我之所以将中、西方文化的经典之作以这样的方式并置在一起,正是要表明东、西文化客观存在的差异。与此同时,表明存在差异并不意味着谁优谁劣,差异的存在保证了多元文化的继续发展。任何一个民族和国家都不可能摆脱自身的文化传承,而为来自外部的强加力量而有所颠覆。真正的艺术,无关国别。当代艺术的创新不能靠移花接木,搬弄新术语,而是要在尊重自身发展脉络的基础上细心的研究艺术发展规律中存在的可能性。这样才能留下与西方失之交臂却可被称之为经典的艺术创作。
Discussions surrounding Eastern and Western cultures may seem timeworn, yet the differences, divergences, and points of convergence between them continue to shape the distinct trajectories of their respective histories, cultures, and artistic traditions. Recently, I created a body of work titled Lose an Opportunity Close at Hand. From the compositional elements alone, the intention of the works can already be discerned. In this series, I take the classical Western sculpture Venus as a prototype and combine it with grotto sculptures that represent traditional Chinese culture. These two visual elements respectively symbolize the differing paths and directions of artistic development in the cultural histories of the East and the West. Here, the notion of “culture” refers to culture in a narrow sense—that is, the body of spiritual creation produced by humanity throughout the course of social and historical development. It excludes material production and its outcomes, and instead focuses primarily on spiritual creation, encompassing knowledge, belief systems, and art.

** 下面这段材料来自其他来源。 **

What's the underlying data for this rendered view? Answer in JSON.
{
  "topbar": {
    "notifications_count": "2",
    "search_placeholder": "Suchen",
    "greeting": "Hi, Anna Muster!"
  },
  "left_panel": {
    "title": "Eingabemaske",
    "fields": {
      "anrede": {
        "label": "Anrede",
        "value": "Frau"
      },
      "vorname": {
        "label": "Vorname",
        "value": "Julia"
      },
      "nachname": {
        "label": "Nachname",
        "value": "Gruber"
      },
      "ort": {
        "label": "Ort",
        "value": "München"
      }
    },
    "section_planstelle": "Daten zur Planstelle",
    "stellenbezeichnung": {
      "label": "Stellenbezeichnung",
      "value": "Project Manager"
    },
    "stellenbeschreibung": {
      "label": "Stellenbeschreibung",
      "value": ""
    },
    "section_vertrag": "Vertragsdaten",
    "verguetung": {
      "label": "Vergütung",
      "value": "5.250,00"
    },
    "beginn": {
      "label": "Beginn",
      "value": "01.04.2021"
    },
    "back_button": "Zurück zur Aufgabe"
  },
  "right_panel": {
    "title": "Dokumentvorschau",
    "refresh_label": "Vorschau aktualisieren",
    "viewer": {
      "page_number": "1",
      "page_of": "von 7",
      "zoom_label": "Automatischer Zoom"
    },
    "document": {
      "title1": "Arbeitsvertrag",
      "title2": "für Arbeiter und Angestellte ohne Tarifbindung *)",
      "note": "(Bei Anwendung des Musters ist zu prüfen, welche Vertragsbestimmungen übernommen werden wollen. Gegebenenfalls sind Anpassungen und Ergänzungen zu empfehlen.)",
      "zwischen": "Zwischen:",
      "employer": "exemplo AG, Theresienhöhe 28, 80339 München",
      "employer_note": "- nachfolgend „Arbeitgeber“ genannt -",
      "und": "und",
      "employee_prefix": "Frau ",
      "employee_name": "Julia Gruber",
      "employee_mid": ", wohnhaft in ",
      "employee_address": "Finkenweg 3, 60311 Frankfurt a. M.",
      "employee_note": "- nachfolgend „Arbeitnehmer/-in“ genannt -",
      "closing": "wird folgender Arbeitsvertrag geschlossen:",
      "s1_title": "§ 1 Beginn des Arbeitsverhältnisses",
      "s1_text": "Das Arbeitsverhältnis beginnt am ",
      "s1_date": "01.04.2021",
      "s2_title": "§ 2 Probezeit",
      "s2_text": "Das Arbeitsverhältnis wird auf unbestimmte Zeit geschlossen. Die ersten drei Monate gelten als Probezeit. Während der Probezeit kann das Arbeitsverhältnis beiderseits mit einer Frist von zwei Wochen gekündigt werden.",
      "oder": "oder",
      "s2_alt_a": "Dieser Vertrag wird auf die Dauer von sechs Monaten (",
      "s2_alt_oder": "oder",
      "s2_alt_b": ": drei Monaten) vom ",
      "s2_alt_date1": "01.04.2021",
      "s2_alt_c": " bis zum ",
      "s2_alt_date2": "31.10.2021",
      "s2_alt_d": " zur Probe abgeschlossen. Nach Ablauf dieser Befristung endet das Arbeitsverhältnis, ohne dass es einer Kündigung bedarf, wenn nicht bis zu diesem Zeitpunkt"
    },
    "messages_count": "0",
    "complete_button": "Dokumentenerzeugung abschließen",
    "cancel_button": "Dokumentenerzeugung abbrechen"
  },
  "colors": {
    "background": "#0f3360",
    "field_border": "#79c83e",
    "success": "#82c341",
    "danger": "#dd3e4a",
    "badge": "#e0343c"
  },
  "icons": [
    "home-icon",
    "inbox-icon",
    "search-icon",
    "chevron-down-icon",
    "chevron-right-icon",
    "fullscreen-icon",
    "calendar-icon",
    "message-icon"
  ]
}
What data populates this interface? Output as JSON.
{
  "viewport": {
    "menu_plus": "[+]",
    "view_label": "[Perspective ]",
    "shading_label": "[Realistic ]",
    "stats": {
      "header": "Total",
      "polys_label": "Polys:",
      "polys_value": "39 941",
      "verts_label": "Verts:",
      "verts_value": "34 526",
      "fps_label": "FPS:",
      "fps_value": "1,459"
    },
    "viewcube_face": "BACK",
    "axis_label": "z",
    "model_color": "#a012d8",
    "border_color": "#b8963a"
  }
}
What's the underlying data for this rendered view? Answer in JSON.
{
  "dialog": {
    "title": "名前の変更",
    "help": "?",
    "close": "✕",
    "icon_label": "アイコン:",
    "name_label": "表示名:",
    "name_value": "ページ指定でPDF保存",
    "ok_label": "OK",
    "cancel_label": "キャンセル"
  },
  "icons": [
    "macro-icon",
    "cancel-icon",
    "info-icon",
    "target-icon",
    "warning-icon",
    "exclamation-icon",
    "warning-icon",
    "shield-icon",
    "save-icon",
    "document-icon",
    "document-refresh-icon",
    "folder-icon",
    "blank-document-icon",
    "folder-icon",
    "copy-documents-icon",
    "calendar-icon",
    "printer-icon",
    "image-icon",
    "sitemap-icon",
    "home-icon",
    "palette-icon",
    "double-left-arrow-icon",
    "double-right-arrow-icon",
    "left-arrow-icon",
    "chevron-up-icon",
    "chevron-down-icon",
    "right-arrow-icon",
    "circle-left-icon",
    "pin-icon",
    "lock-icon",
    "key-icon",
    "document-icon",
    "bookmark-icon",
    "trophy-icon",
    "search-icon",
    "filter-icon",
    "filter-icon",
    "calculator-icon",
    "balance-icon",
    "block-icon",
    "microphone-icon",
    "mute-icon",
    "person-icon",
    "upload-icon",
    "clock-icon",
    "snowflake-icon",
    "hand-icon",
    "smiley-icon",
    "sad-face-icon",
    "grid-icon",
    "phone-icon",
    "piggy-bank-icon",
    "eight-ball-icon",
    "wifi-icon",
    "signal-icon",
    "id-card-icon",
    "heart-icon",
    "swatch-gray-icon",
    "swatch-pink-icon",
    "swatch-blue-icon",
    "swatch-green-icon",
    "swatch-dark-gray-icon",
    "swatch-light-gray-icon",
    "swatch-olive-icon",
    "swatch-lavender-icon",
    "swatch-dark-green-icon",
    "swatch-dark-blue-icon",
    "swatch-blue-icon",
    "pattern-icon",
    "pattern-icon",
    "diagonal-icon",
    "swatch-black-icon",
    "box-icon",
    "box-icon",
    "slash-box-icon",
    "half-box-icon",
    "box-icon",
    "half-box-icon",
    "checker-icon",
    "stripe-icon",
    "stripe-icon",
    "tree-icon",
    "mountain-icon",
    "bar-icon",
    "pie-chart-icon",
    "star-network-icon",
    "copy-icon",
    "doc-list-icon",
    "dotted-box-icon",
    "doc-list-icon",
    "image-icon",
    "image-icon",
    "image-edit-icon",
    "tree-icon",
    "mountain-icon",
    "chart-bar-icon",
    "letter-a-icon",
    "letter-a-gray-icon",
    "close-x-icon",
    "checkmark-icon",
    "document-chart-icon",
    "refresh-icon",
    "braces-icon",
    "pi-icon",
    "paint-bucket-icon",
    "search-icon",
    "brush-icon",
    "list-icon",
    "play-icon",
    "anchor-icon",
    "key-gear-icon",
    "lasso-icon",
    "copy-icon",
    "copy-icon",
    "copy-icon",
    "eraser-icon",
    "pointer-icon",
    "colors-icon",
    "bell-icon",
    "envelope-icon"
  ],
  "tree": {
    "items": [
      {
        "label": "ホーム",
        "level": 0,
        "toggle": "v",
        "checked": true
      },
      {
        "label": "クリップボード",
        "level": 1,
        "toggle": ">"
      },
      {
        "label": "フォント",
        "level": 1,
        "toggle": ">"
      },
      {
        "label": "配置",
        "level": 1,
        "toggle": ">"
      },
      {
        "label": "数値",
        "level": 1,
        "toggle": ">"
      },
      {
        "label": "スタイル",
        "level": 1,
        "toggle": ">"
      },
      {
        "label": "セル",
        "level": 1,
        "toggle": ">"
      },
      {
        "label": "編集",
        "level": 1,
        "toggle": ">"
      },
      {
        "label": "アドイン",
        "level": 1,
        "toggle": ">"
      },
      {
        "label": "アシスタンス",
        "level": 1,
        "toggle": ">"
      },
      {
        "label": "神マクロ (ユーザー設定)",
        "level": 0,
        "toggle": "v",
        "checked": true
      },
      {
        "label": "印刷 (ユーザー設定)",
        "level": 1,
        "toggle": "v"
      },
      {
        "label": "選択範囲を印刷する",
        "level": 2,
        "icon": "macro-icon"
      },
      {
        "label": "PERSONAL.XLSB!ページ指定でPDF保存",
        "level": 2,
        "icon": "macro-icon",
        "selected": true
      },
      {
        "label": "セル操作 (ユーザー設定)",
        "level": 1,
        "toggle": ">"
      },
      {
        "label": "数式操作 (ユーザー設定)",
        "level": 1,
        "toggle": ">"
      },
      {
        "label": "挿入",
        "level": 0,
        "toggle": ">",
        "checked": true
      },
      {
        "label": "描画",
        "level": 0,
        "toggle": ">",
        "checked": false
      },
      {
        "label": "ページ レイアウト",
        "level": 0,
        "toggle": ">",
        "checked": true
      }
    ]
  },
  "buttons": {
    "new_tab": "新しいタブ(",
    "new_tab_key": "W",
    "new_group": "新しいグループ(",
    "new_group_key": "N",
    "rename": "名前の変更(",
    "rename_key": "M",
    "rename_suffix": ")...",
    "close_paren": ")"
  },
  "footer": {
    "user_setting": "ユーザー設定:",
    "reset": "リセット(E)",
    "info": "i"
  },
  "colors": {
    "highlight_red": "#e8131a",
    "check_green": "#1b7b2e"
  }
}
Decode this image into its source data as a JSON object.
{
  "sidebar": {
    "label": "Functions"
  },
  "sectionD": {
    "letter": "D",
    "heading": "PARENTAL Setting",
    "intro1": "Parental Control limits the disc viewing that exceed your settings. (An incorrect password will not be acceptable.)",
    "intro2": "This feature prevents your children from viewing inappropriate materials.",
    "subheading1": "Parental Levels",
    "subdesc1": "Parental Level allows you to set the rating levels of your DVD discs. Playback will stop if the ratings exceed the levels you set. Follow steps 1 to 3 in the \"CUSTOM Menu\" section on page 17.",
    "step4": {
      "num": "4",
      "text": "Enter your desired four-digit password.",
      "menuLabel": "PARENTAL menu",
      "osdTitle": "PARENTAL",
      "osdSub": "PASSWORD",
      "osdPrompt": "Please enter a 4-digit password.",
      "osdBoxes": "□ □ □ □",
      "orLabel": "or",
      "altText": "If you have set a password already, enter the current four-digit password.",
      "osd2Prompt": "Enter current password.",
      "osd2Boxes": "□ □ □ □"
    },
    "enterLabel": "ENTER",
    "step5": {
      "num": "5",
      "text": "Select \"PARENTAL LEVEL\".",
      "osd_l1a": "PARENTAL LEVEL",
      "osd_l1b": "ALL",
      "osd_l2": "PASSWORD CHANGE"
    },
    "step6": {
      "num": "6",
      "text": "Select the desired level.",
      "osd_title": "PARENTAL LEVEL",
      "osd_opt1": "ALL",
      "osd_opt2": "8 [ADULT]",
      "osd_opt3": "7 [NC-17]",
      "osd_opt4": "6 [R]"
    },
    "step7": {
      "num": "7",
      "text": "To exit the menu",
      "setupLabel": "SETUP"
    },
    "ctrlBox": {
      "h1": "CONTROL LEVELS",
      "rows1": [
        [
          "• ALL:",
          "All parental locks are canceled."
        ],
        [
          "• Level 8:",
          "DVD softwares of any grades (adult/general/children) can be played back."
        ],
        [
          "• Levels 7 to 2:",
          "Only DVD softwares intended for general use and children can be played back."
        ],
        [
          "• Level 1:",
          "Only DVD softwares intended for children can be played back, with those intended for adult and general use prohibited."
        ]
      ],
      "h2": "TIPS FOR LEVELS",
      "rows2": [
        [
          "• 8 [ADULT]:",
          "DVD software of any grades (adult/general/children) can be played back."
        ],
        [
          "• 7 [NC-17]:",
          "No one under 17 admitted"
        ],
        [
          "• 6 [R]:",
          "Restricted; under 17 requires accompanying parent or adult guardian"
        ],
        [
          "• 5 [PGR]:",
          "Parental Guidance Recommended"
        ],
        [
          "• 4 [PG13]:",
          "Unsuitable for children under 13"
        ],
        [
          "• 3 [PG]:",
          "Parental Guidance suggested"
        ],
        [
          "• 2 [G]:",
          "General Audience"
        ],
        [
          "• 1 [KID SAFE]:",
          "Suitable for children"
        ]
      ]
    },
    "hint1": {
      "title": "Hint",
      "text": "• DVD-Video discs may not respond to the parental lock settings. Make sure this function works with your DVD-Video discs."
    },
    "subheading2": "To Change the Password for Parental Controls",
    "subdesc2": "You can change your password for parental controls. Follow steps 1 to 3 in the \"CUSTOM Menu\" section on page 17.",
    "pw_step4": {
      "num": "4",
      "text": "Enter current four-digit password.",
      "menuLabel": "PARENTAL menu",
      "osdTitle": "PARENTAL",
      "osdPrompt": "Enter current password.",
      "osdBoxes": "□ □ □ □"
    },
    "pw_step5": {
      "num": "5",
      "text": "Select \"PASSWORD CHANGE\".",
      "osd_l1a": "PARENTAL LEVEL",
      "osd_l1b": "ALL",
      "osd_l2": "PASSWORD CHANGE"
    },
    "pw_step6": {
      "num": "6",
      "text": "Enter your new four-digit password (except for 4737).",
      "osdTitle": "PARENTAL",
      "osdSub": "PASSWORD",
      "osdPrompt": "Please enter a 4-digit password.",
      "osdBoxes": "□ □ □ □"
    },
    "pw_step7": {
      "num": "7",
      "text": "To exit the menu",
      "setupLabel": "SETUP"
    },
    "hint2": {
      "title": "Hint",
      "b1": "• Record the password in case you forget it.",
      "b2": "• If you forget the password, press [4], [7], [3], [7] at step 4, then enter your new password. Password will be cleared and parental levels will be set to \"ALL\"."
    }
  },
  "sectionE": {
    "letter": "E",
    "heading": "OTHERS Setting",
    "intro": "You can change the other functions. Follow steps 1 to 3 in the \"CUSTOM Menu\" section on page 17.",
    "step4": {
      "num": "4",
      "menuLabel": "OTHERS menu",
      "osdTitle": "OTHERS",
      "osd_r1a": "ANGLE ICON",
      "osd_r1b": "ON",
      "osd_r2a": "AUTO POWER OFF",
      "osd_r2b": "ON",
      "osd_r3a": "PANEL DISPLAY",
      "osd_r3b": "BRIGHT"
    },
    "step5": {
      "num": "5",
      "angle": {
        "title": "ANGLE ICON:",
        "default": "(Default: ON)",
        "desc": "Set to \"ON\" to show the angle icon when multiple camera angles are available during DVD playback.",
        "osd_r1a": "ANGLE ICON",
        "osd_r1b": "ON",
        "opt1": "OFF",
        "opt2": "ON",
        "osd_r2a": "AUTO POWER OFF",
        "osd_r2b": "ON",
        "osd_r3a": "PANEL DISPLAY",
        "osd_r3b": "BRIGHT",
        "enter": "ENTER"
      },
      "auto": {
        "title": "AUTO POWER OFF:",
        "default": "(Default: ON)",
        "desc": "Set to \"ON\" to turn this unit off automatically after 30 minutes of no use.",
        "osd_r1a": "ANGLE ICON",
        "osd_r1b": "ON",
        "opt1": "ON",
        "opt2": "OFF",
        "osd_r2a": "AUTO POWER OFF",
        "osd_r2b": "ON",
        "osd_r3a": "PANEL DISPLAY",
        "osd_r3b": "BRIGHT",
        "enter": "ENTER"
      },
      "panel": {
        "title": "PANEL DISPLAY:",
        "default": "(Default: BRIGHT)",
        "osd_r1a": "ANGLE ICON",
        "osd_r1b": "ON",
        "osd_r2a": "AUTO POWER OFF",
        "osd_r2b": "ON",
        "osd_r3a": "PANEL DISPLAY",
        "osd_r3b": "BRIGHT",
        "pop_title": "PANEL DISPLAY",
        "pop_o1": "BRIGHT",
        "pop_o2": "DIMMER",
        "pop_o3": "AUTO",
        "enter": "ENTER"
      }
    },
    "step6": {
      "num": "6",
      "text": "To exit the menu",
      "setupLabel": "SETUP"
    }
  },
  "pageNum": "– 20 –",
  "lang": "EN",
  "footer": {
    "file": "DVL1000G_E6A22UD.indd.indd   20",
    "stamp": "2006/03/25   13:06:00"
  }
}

In my recent practice, I have directed greater attention toward theoretical discourses related to Eastern and Western cultures. The earlier oil painting series Pick at Random shares a common cultural orientation with the current body of work Lose an Opportunity Close at Hand. On a personal level, I am deeply concerned with questions of belief faced by humanity. In my early conceptual photography, many works explored belief systems rooted in Buddhism, Confucianism, and Daoism. Works such as Thought Reading, Illusory Metamorphoses, and No Realms form the conceptual foundation of my practice, enabling the figurative imagery they present to encounter symbolic languages drawn from Western art. Owing to fundamental differences in cultural characteristics and modes of thinking between East and West, artists from these traditions have produced divergent forms of expression within the same time and space, or, conversely, have arrived at similar artistic styles across different historical moments. This has, in turn, led to missed artistic points of origin—moments where Eastern and Western cultural trajectories passed close to one another, yet ultimately lost the opportunity to converge.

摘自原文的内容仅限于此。